Hong Kong will get its third runway by hook or by crook
The 30-day consultation period for the environmental impact assessment for the third airport runway is over and all that is needed now is for the Environmental Protection Department to apply its rubber stamp.
The assessment report will next be scrutinised by Anissa Wong Sean-yee in her capacity as director of environmental protection. She also wears another hat - permanent secretary of the Environment Bureau, where her role is to advance government policy.
There is clearly a conflict of interest here. It is hard to imagine that her career will be advanced by knocking back environmental impact assessments of favoured government projects. The last report to be rejected was in 2000 when the director of environmental protection, Robert Law, reviewed the Kowloon-Canton Railway's Lok Ma Chau spur line.
In those days, the director of environmental protection was a qualified environmental scientist and the role of permanent secretary of the Environmental Bureau was held by a career bureaucrat.
When Law retired, the government swiftly put a stop to independent thought being applied to environmental impact assessments and the permanent secretary and director roles were combined. This ploy of downgrading expertise within government departments has occurred elsewhere, notably with respect to the government's archives and records.
Given the current political climate, it is not hard to believe that it is no accident that the government's records are shambolic and unlikely to be of much use to anyone hoping to construct a historical account of the early days of one country, two systems. It is therefore hardly surprising that since the Hong Kong-Macau bridge assessment, public confidence and trust in the assessment process has declined.
It is interesting to see that the runway assessment report concludes the section on air quality with the observation: "In view of the above assessment findings, it can be concluded that operation of the project will not result in adverse residual air quality impacts."
This conclusion is strikingly different from a report produced a few years ago by the Airport Authority's own consultant, Ove Arup, which admitted that the runway would struggle to meet Hong Kong's latest air quality standards, which are a legal requirement.

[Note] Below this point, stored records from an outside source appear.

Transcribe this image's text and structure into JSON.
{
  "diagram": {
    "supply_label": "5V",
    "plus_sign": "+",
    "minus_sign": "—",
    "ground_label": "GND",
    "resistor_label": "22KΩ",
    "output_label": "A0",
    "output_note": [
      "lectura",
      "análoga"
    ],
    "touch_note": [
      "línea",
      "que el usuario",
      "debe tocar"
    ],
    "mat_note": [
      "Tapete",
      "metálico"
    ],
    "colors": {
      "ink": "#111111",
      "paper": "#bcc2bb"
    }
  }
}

The consultants' report says "emissions from aircraft can only meet the standard by reducing the capacity of the new runway by some 60 per cent".

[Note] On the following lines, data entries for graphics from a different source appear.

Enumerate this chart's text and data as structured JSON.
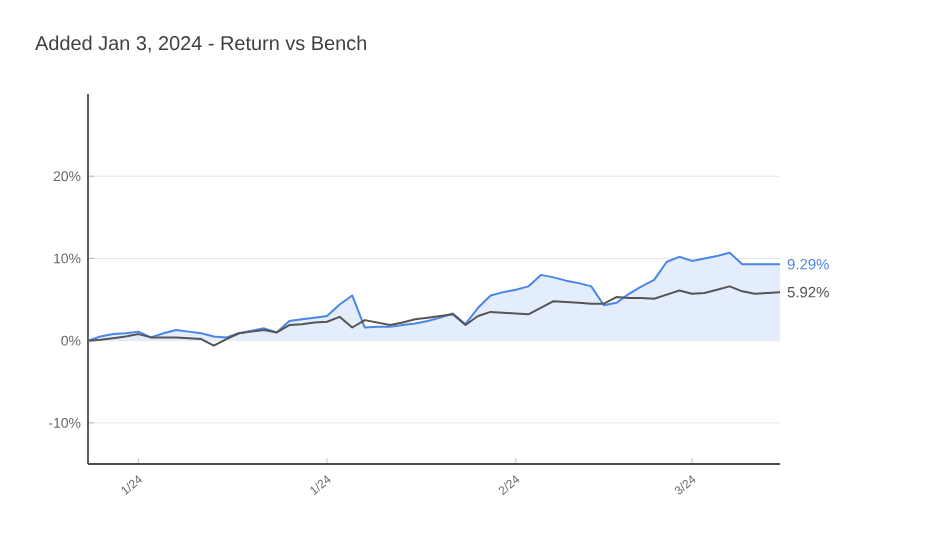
{
  "chart_data": {
    "type": "line",
    "title": "Added Jan 3, 2024 - Return vs Bench",
    "categories": [
      null,
      null,
      null,
      null,
      "1/24",
      null,
      null,
      null,
      null,
      null,
      null,
      null,
      null,
      null,
      null,
      null,
      null,
      null,
      null,
      "1/24",
      null,
      null,
      null,
      null,
      null,
      null,
      null,
      null,
      null,
      null,
      null,
      null,
      null,
      null,
      "2/24",
      null,
      null,
      null,
      null,
      null,
      null,
      null,
      null,
      null,
      null,
      null,
      null,
      null,
      "3/24",
      null,
      null,
      null,
      null,
      null,
      null,
      null
    ],
    "ylim": [
      -15,
      30
    ],
    "yticks": [
      {
        "value": -10,
        "label": "-10%"
      },
      {
        "value": 0,
        "label": "0%"
      },
      {
        "value": 10,
        "label": "10%"
      },
      {
        "value": 20,
        "label": "20%"
      }
    ],
    "grid": "y",
    "marker": "none",
    "line_style": "solid",
    "series": [
      {
        "name": "9.29%",
        "type": "area",
        "color": "#4a86e8",
        "values": [
          0,
          0.5,
          0.8,
          0.9,
          1.1,
          0.4,
          0.9,
          1.3,
          1.1,
          0.9,
          0.5,
          0.4,
          0.9,
          1.2,
          1.5,
          1.0,
          2.4,
          2.6,
          2.8,
          3.0,
          4.4,
          5.5,
          1.6,
          1.7,
          1.7,
          1.9,
          2.1,
          2.4,
          2.8,
          3.3,
          2.0,
          4.0,
          5.5,
          5.9,
          6.2,
          6.6,
          8.0,
          7.7,
          7.3,
          7.0,
          6.6,
          4.3,
          4.6,
          5.7,
          6.6,
          7.4,
          9.6,
          10.2,
          9.7,
          10.0,
          10.3,
          10.7,
          9.3,
          9.3,
          9.3,
          9.3
        ]
      },
      {
        "name": "5.92%",
        "color": "#555555",
        "values": [
          0,
          0.1,
          0.3,
          0.5,
          0.8,
          0.4,
          0.4,
          0.4,
          0.3,
          0.2,
          -0.6,
          0.2,
          0.9,
          1.1,
          1.3,
          1.0,
          1.9,
          2.0,
          2.2,
          2.3,
          2.9,
          1.6,
          2.5,
          2.2,
          1.9,
          2.2,
          2.6,
          2.8,
          3.0,
          3.2,
          1.9,
          3.0,
          3.5,
          3.4,
          3.3,
          3.2,
          4.0,
          4.8,
          4.7,
          4.6,
          4.5,
          4.5,
          5.3,
          5.2,
          5.2,
          5.1,
          5.6,
          6.1,
          5.7,
          5.8,
          6.2,
          6.6,
          6.0,
          5.7,
          5.8,
          5.9
        ]
      }
    ]
  }
}
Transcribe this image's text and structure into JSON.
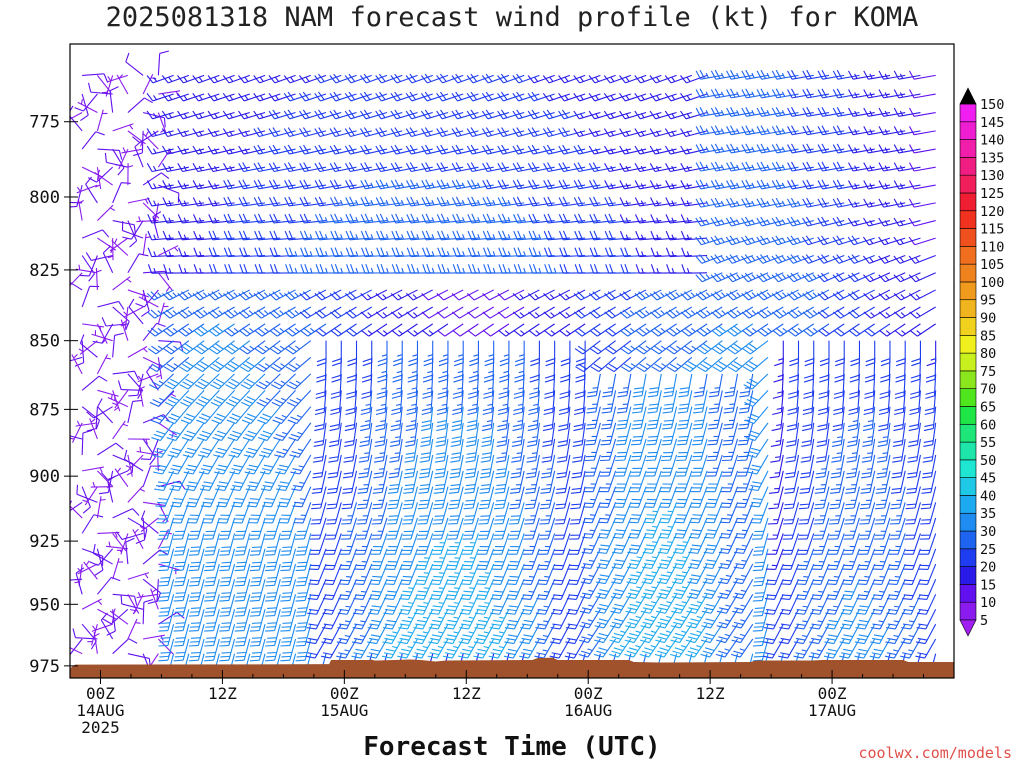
{
  "page": {
    "title": "2025081318 NAM forecast wind profile (kt) for KOMA",
    "xlabel": "Forecast Time (UTC)",
    "credit": "coolwx.com/models"
  },
  "chart_data": {
    "type": "wind-barb-profile",
    "title": "2025081318 NAM forecast wind profile (kt) for KOMA",
    "xlabel": "Forecast Time (UTC)",
    "ylabel": "",
    "x_range_hours": [
      -3,
      84
    ],
    "x_ticks": [
      {
        "hour": 0,
        "labels": [
          "00Z",
          "14AUG",
          "2025"
        ]
      },
      {
        "hour": 12,
        "labels": [
          "12Z"
        ]
      },
      {
        "hour": 24,
        "labels": [
          "00Z",
          "15AUG"
        ]
      },
      {
        "hour": 36,
        "labels": [
          "12Z"
        ]
      },
      {
        "hour": 48,
        "labels": [
          "00Z",
          "16AUG"
        ]
      },
      {
        "hour": 60,
        "labels": [
          "12Z"
        ]
      },
      {
        "hour": 72,
        "labels": [
          "00Z",
          "17AUG"
        ]
      }
    ],
    "y_range_hpa": [
      980,
      750
    ],
    "y_ticks": [
      775,
      800,
      825,
      850,
      875,
      900,
      925,
      950,
      975
    ],
    "colorbar": {
      "levels": [
        5,
        10,
        15,
        20,
        25,
        30,
        35,
        40,
        45,
        50,
        55,
        60,
        65,
        70,
        75,
        80,
        85,
        90,
        95,
        100,
        105,
        110,
        115,
        120,
        125,
        130,
        135,
        140,
        145,
        150
      ],
      "colors": [
        "#8a1cf0",
        "#6210f0",
        "#2a1ae8",
        "#1e3cf0",
        "#1e64f0",
        "#1e8cf0",
        "#1eaaf0",
        "#1ec8e6",
        "#1ee6d2",
        "#1ee6aa",
        "#1ee678",
        "#1ee646",
        "#50e61e",
        "#8ce61e",
        "#c8f01e",
        "#f0f01e",
        "#f0d21e",
        "#f0b41e",
        "#f09b1e",
        "#f0821e",
        "#f06e1e",
        "#f0501e",
        "#f0321e",
        "#f01e32",
        "#f01e5a",
        "#f01e82",
        "#f01eaa",
        "#f01ed2",
        "#f01ef0"
      ],
      "under_color": "#a01ef0",
      "over_color": "#000000"
    },
    "terrain": {
      "color": "#a0522d",
      "surface_pressure_hpa": [
        [
          -3,
          976
        ],
        [
          -2.5,
          974.5
        ],
        [
          22.5,
          974.3
        ],
        [
          22.7,
          972.6
        ],
        [
          26.5,
          972.6
        ],
        [
          26.6,
          972.4
        ],
        [
          27,
          972.8
        ],
        [
          30.5,
          972.4
        ],
        [
          31.5,
          972.6
        ],
        [
          33,
          973.2
        ],
        [
          34,
          972.8
        ],
        [
          42.5,
          972.6
        ],
        [
          43,
          971.8
        ],
        [
          44.5,
          971.6
        ],
        [
          45,
          972.6
        ],
        [
          52,
          972.6
        ],
        [
          52.5,
          973.4
        ],
        [
          55,
          973.6
        ],
        [
          64,
          973.4
        ],
        [
          64.5,
          972.8
        ],
        [
          70,
          972.8
        ],
        [
          71,
          972.6
        ],
        [
          79,
          972.6
        ],
        [
          79.5,
          973.4
        ],
        [
          84,
          973.4
        ]
      ]
    },
    "wind_regimes": [
      {
        "hours": [
          -3,
          6
        ],
        "levels_hpa": [
          760,
          970
        ],
        "speed_kt": [
          6,
          14
        ],
        "note": "light and variable"
      },
      {
        "hours": [
          6,
          60
        ],
        "levels_hpa": [
          760,
          830
        ],
        "direction_deg": [
          250,
          270
        ],
        "speed_kt": [
          15,
          30
        ]
      },
      {
        "hours": [
          22,
          48
        ],
        "levels_hpa": [
          850,
          965
        ],
        "direction_deg": [
          180,
          210
        ],
        "speed_kt": [
          20,
          40
        ]
      },
      {
        "hours": [
          48,
          64
        ],
        "levels_hpa": [
          860,
          965
        ],
        "direction_deg": [
          190,
          215
        ],
        "speed_kt": [
          25,
          40
        ]
      },
      {
        "hours": [
          66,
          84
        ],
        "levels_hpa": [
          850,
          965
        ],
        "direction_deg": [
          180,
          210
        ],
        "speed_kt": [
          18,
          32
        ]
      }
    ]
  }
}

Tung Chung suffers from some of the worst air pollution in Hong Kong, and the situation is hardly going to improve once trucks and buses start rumbling across the bridge to Macau.
The air quality standards for these projects are supposed to be legally binding. So the authors of these reports have to fudge their findings by trickery with "modelling".

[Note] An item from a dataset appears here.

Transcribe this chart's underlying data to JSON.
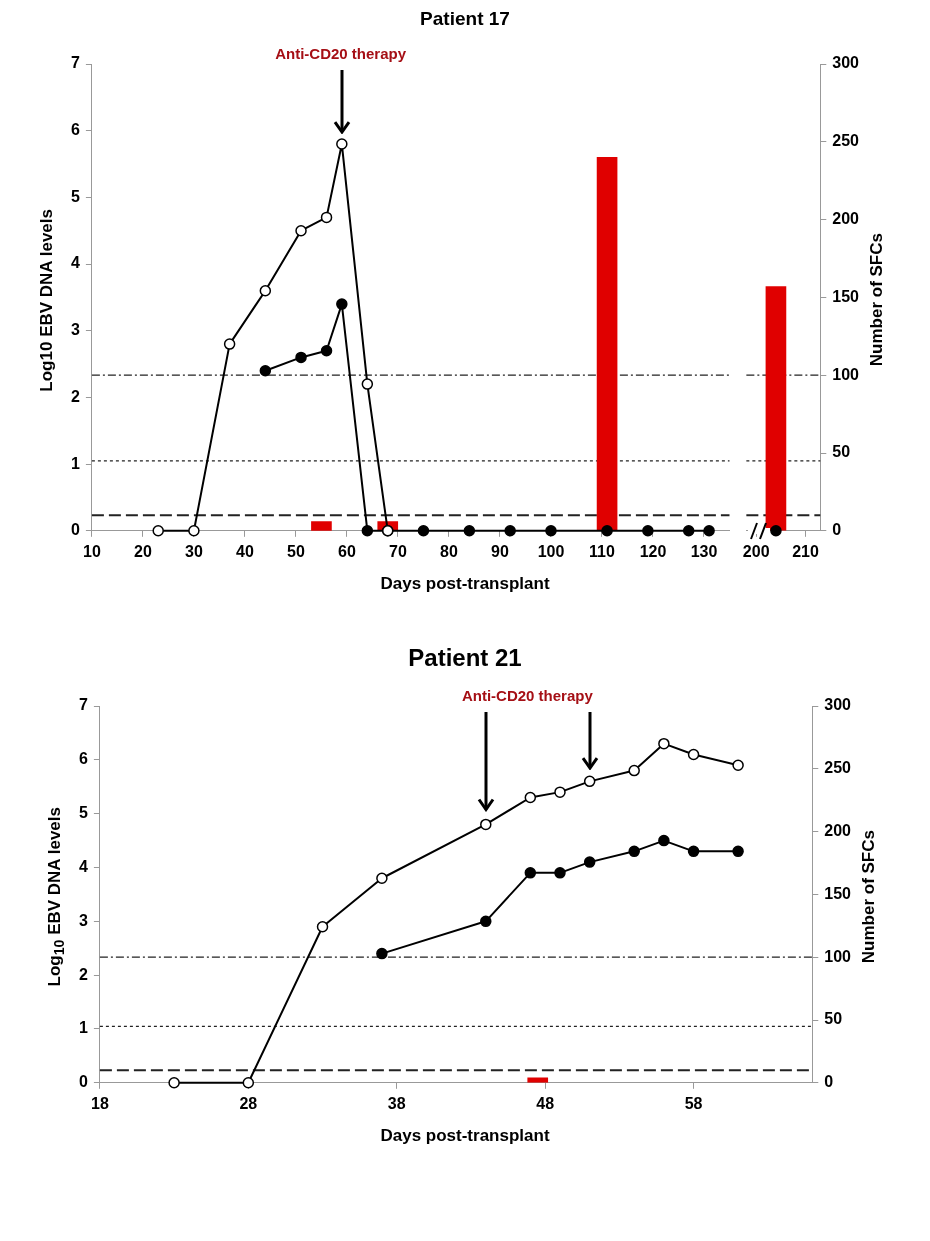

Hong Kong will have its third runway by hook or by crook.
Annells court affair
Readers have been asking what is happening to the Deborah Annells case since it appears to have gone quiet. Annells is the founder and former chief executive of AzureTax, which specialised in arranging the tax affairs of expatriates. She is remanded in jail and faces 55 counts of theft and fraud involving more than HK$36 million. She has also been charged doing an act tending and intended to pervert the course of public justice. This relates to using a false document to obtain a variation of bail at a court hearing on April 11. Annells has applied for legal aid and her assets are being assessed to see if she is eligible. She is due to appear in court next month.